Compsci 06/101, Spring 2011, Lab 12

You should snarf the lab12 files for this lab or browse the code directory for code files provided.

The Random Sentence Generator was one of the original (1999) SIGCSE/Nifty Assignments. This version uses regular expressions for parsing and so is more straightforward than the original.

There are many examples of randomly-generated text, graphics, art, and so on. The ones referenced here all use context free grammars like those you'll be using in this assignment. The AD Generator combines slogans with Flickr images to create random ads built on real slogans. The famous SCIgen project generates random computer science papers including those that were actually accepted for publication, albeit in shady conference venues. The site has videos and a complete description of the history of SCIgen.

Context Free Art includes information on generating different images using grammars and computerized drawing. Grammars known as L-systems have also successfully modeled plant formation.

For example, here are some Duke Compsci excuses generated by this grammar.

I can't believe I haven't started working on this week's APT assignment. The problems were unbelievably hard and I couldn't find my computer .
I finished working on this week's APT assignment. The problems were like trivial and Eclipse crashed .
I gave up working on this week's APT assignment. The problems were really , really , so impossible and I got unbelievably sick .
I gave up working on this week's APT assignment. The problems were so , like easy and I had a midterm .
I finished working on this week's APT assignment. The problems were like trivial .

You'll do three things for this lab:

Create a grammar that you upload to the Compsci06/Spring 11 grammar website so that it can be used by everyone in the class. The class will vote on the best grammar in several categories, extra points for top-placing grammars. You submit the grammar online using grammar website, but you can browse the grammars too. You can browse the Fall 10 grammars too.
Answer questions about regular expressions in the context of parsing the grammars (see the handin pages).
Answer questions about using URLs and files to read grammars (see the handin pages).

First answer the questions on the handin pages, then create and upload a grammar. We'll vote on grammars next week and you'll modify the RSG program as part of the next assignment. You might want to read about grammars below first to understand the terminology used.

Then create a grammar and upload it to the course website. Verify that your grammar is there by loading it via the URLreader.py module.

Grammar Background

In Computer Science a grammar is basically a set of rules. Grammars can be used to recognize and validate text, e.g., a grammar from a programming language is used to parse, compile, or interpret programs written in the language. Grammars can also be used in a generative mode, to generate texts or images or sounds that conform to the rules of the grammar.

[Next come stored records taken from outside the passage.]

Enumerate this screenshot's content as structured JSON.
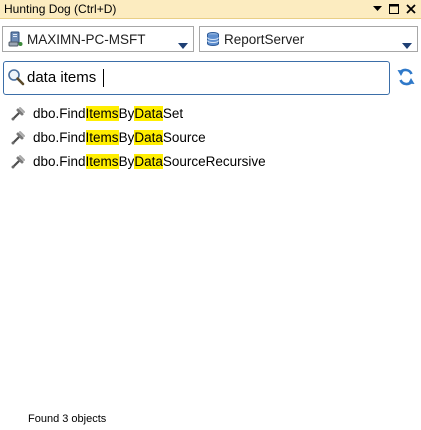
{
  "window": {
    "title": "Hunting Dog (Ctrl+D)",
    "controls": [
      {
        "name": "window-position-menu-icon",
        "glyph": "▾"
      },
      {
        "name": "maximize-icon",
        "glyph": "□"
      },
      {
        "name": "close-icon",
        "glyph": "✕"
      }
    ]
  },
  "selectors": {
    "server": {
      "value": "MAXIMN-PC-MSFT",
      "icon": "server-icon"
    },
    "database": {
      "value": "ReportServer",
      "icon": "database-icon"
    }
  },
  "search": {
    "value": "data items",
    "icon": "magnifier-icon",
    "refresh_icon": "refresh-icon"
  },
  "results": [
    {
      "full_text": "dbo.FindItemsByDataSet",
      "segments": [
        {
          "text": "dbo.Find",
          "highlight": false
        },
        {
          "text": "Items",
          "highlight": true
        },
        {
          "text": "By",
          "highlight": false
        },
        {
          "text": "Data",
          "highlight": true
        },
        {
          "text": "Set",
          "highlight": false
        }
      ],
      "icon": "stored-procedure-icon"
    },
    {
      "full_text": "dbo.FindItemsByDataSource",
      "segments": [
        {
          "text": "dbo.Find",
          "highlight": false
        },
        {
          "text": "Items",
          "highlight": true
        },
        {
          "text": "By",
          "highlight": false
        },
        {
          "text": "Data",
          "highlight": true
        },
        {
          "text": "Source",
          "highlight": false
        }
      ],
      "icon": "stored-procedure-icon"
    },
    {
      "full_text": "dbo.FindItemsByDataSourceRecursive",
      "segments": [
        {
          "text": "dbo.Find",
          "highlight": false
        },
        {
          "text": "Items",
          "highlight": true
        },
        {
          "text": "By",
          "highlight": false
        },
        {
          "text": "Data",
          "highlight": true
        },
        {
          "text": "SourceRecursive",
          "highlight": false
        }
      ],
      "icon": "stored-procedure-icon"
    }
  ],
  "status": {
    "text": "Found 3 objects"
  },
  "colors": {
    "title_bar": "#fcecc0",
    "highlight": "#ffee00",
    "search_border": "#3b6ea8"
  }
}
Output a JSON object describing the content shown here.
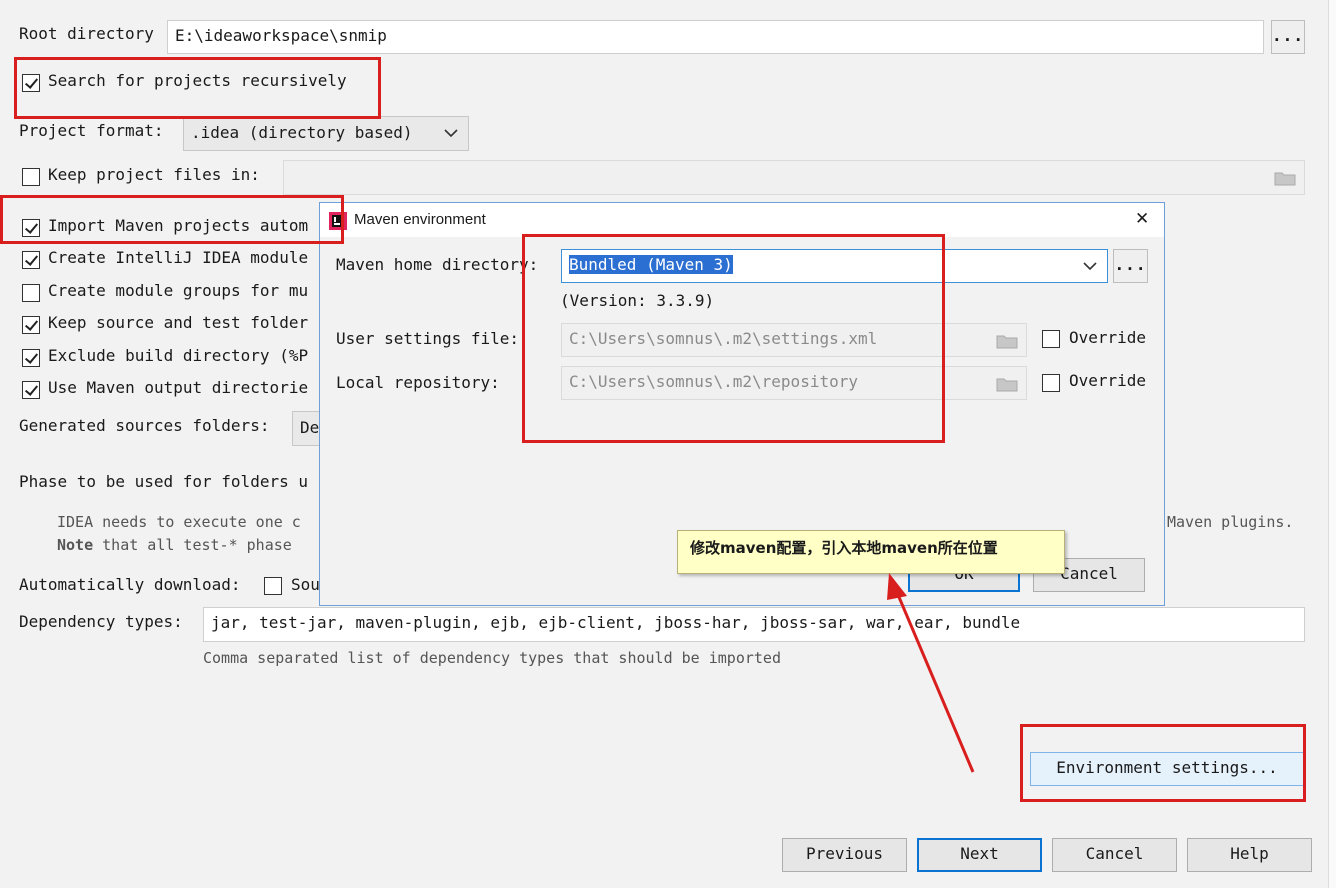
{
  "main": {
    "root_label": "Root directory",
    "root_value": "E:\\ideaworkspace\\snmip",
    "browse_label": "...",
    "search_recursive": {
      "label": "Search for projects recursively",
      "checked": true
    },
    "project_format_label": "Project format:",
    "project_format_value": ".idea (directory based)",
    "keep_files": {
      "label": "Keep project files in:",
      "checked": false
    },
    "options": [
      {
        "label": "Import Maven projects autom",
        "checked": true
      },
      {
        "label": "Create IntelliJ IDEA module",
        "checked": true
      },
      {
        "label": "Create module groups for mu",
        "checked": false
      },
      {
        "label": "Keep source and test folder",
        "checked": true
      },
      {
        "label": "Exclude build directory (%P",
        "checked": true
      },
      {
        "label": "Use Maven output directorie",
        "checked": true
      }
    ],
    "generated_sources_label": "Generated sources folders:",
    "generated_sources_value": "De",
    "phase_label": "Phase to be used for folders u",
    "info_line1": "IDEA needs to execute one c",
    "info_line1_right": "Maven plugins.",
    "info_note_bold": "Note",
    "info_line2": " that all test-* phase",
    "auto_download_label": "Automatically download:",
    "auto_download_option": "Sou",
    "dependency_types_label": "Dependency types:",
    "dependency_types_value": "jar, test-jar, maven-plugin, ejb, ejb-client, jboss-har, jboss-sar, war, ear, bundle",
    "dependency_hint": "Comma separated list of dependency types that should be imported",
    "env_settings_button": "Environment settings..."
  },
  "footer": {
    "previous": "Previous",
    "next": "Next",
    "cancel": "Cancel",
    "help": "Help"
  },
  "dialog": {
    "title": "Maven environment",
    "close_glyph": "✕",
    "maven_home_label": "Maven home directory:",
    "maven_home_value": "Bundled (Maven 3)",
    "version_text": "(Version: 3.3.9)",
    "user_settings_label": "User settings file:",
    "user_settings_value": "C:\\Users\\somnus\\.m2\\settings.xml",
    "local_repo_label": "Local repository:",
    "local_repo_value": "C:\\Users\\somnus\\.m2\\repository",
    "override_label": "Override",
    "ok_label": "OK",
    "cancel_label": "Cancel"
  },
  "annotation": {
    "note_text": "修改maven配置，引入本地maven所在位置",
    "accent_color": "#d91e1e"
  }
}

The format of the grammar used in this assignment is described briefly here, but you can reason by example from the apt-issues.g file or by browsing submitted grammars what the grammar looks like.

A grammar processed by your program consists of a collection of definitions and rules for each definition. Each definition must is enclosed by curly-braces. The definition consists of the non-terminal being defined followed by the rules for that definition. Random text is always generated beginning with the non-terminal <start> as can be seen in the examples shown above generated by this grammar. In the grammar we treat each non-terminal between curly-braces as a definition (that's the word used). Each expansion for the non-terminal is separated from others by a semi-colon. These expansions are called productions.

{ <start> I <status> working on this week's APT assignment. The problems <description> .; } { <status> gave up ; finished ; am still ; can't believe I haven't started ; } { <description> were <adjective> <difficult> ; were <adjective> <difficult> and <excuse>; } { <adjective> really ; unbelievably ; so ; like ; <adjective> , <adjective> ; } { <difficult> hard ; impossible ; easy ; trivial ; } { <excuse> I had a midterm ; I got <adjective> sick ; I couldn't find my computer ; Eclipse crashed ; <excuse> and <excuse> ; }

By examining the randomly generated examples you can see how sometimes a string of adjectives is generated, e.g., like, really, really, so, unbelievably. In theory the length of this sequence of adjectives, generated by repeatedly choosing the last of the rules for the non-terminal <adjective>, could be arbitrarily long, but in practice choosing this rule happens with probability 0.2 (1/5) so choosing it repeatedly isn't too likely.

Some non-terminals, like <difficult> and <status> don't result in more rules/definitions being chosen. But the others do generate more choices and texts since the rules associated with the definitions also have non-terminals in them.